Zanim przejdziemy do kolejnego tematu wspomnę jeszcze, że więcej o działaniu wyszukiwarek internetowych (szalenie ciekawa sprawa) dowiesz się w tekście „Jak działają wyszukiwarki”. Wspominam w nim o PageRank’u, słynnym Google’owskim algorytmie, pingiwnie, pandzie, kolibrze i stadzie prosiaków. No dobra z tymi prosiakami trochę się zagalopowałem :P
Pozycjonowanie stron internetowych
Mając już wiedzę o wyszukiwarkach oraz optymalizacji serwisów WWW pod te wyszukiwarki możemy wprowadzić termin “pozycjonowania”. Wchodząc w interakcję ze światem SEO spotkasz się z nim na samym początku. Pozycjonowanie to temat szerszy niż samo SEO, ale skupiający się na tym samym celu – wysuwaniu danej witryny internetowej na szczyt wyników wyszukiwania. Na pozycjonowanie składa się omówione wyżej SEO oraz tzw. link building.
Link bulding
Link building, czyli tworzenie linków, to proces pozyskiwania w sposób etyczny i nieetyczny (o kwestiach etyki w branży porozmawiamy za chwilę) odnośników do naszej witryny. Mając już w głowie reguły działania wyszukiwarek i zoptymalizowawszy nasz serwis do granic możliwości możemy przystąpić do zdobywania linków. Czemu? Ponieważ sama optymalizacja nie zawsze wystarcza (w większości wypadków nie wystarcza), żeby wspinać się na szczyty SERPów.
Ale jak w jaki sposób można pozyskiwać linki? Zanim odpowiem na to pytanie zastanów się, czy sam nie znasz na nie odpowiedzi. Czy przypadkiem nie zdarzyło Ci się machnąć od niechcenia linka tu i tam? Jestem w stanie się założyć, że tak :) Np. wrzucając na Facebook’a artykuł, którym chcesz się podzielić ze znajomymi tworzysz do niego odnośnik, który Google na bank znajdzie i odnotuje w swojej bazie danych. Pisząc posta na blogu o jakiejś książce, którą właśnie przeczytałeś/aś i wklejając w jego treść link do sklepu internetowego, w którym nabyłeś/aś tę książkę tworzysz odnośnik do tego sklepu. Pisząc posta na forum o twojej ulubionej kapeli i umieszczając w nim linka do strony WWW tego zespołu tworzysz odnośnik :)
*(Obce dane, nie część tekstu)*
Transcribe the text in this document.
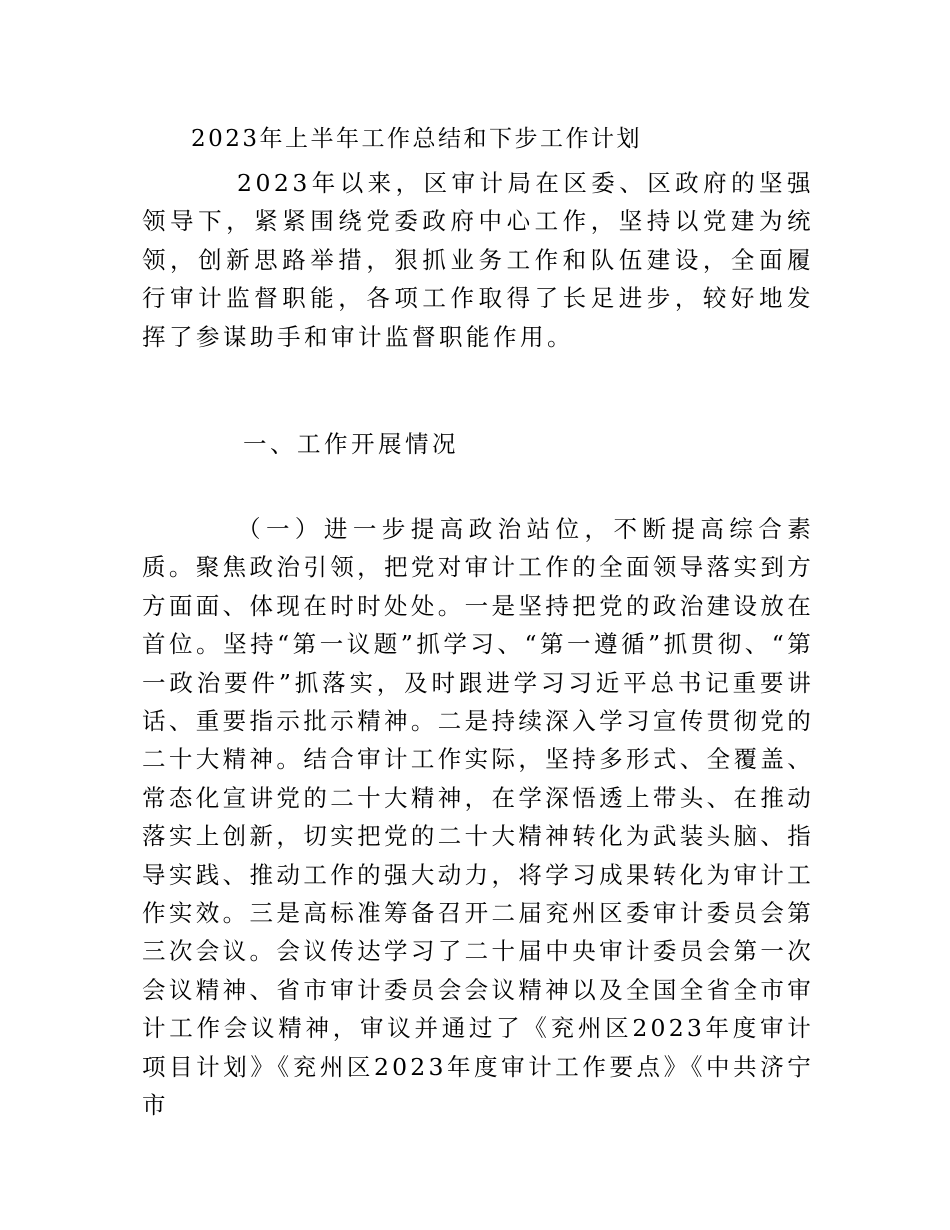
2023年上半年工作总结和下步工作计划

2023年以来，区审计局在区委、区政府的坚强领导下，紧紧围绕党委政府中心工作，坚持以党建为统领，创新思路举措，狠抓业务工作和队伍建设，全面履行审计监督职能，各项工作取得了长足进步，较好地发挥了参谋助手和审计监督职能作用。

一、工作开展情况

（一）进一步提高政治站位，不断提高综合素质。聚焦政治引领，把党对审计工作的全面领导落实到方方面面、体现在时时处处。一是坚持把党的政治建设放在首位。坚持“第一议题”抓学习、“第一遵循”抓贯彻、“第一政治要件”抓落实，及时跟进学习习近平总书记重要讲话、重要指示批示精神。二是持续深入学习宣传贯彻党的二十大精神。结合审计工作实际，坚持多形式、全覆盖、常态化宣讲党的二十大精神，在学深悟透上带头、在推动落实上创新，切实把党的二十大精神转化为武装头脑、指导实践、推动工作的强大动力，将学习成果转化为审计工作实效。三是高标准筹备召开二届兖州区委审计委员会第三次会议。会议传达学习了二十届中央审计委员会第一次会议精神、省市审计委员会会议精神以及全国全省全市审计工作会议精神，审议并通过了《兖州区2023年度审计项目计划》《兖州区2023年度审计工作要点》《中共济宁市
Wyobraź sobie, że są ludzie, którzy, żeby wypozycjonować swoją stronę, chodzą po forach, udają, że interesują się danym tematem, a potem wklejają w stopce linki do stron swoich klientów. Stąd np. na forum o kobietach w ciąży linki o treści „stolarz Kraków”, „czyszczenie kanalizacji Jazgarzew”, czy „tani beton”. Ci ludzie robią to na dziesiątkach for każdego dnia. Ale nuuuuudy! A teraz wyobraź sobie, że są ludzie, którzy kupują programy, które robią to za nich. Odpalasz taki program i po dwóch godzinach masz 300 kont na 300 różnych forach i na każdym z nich po kilka wpisów z linkami. Witaj w świecie black hat SEO.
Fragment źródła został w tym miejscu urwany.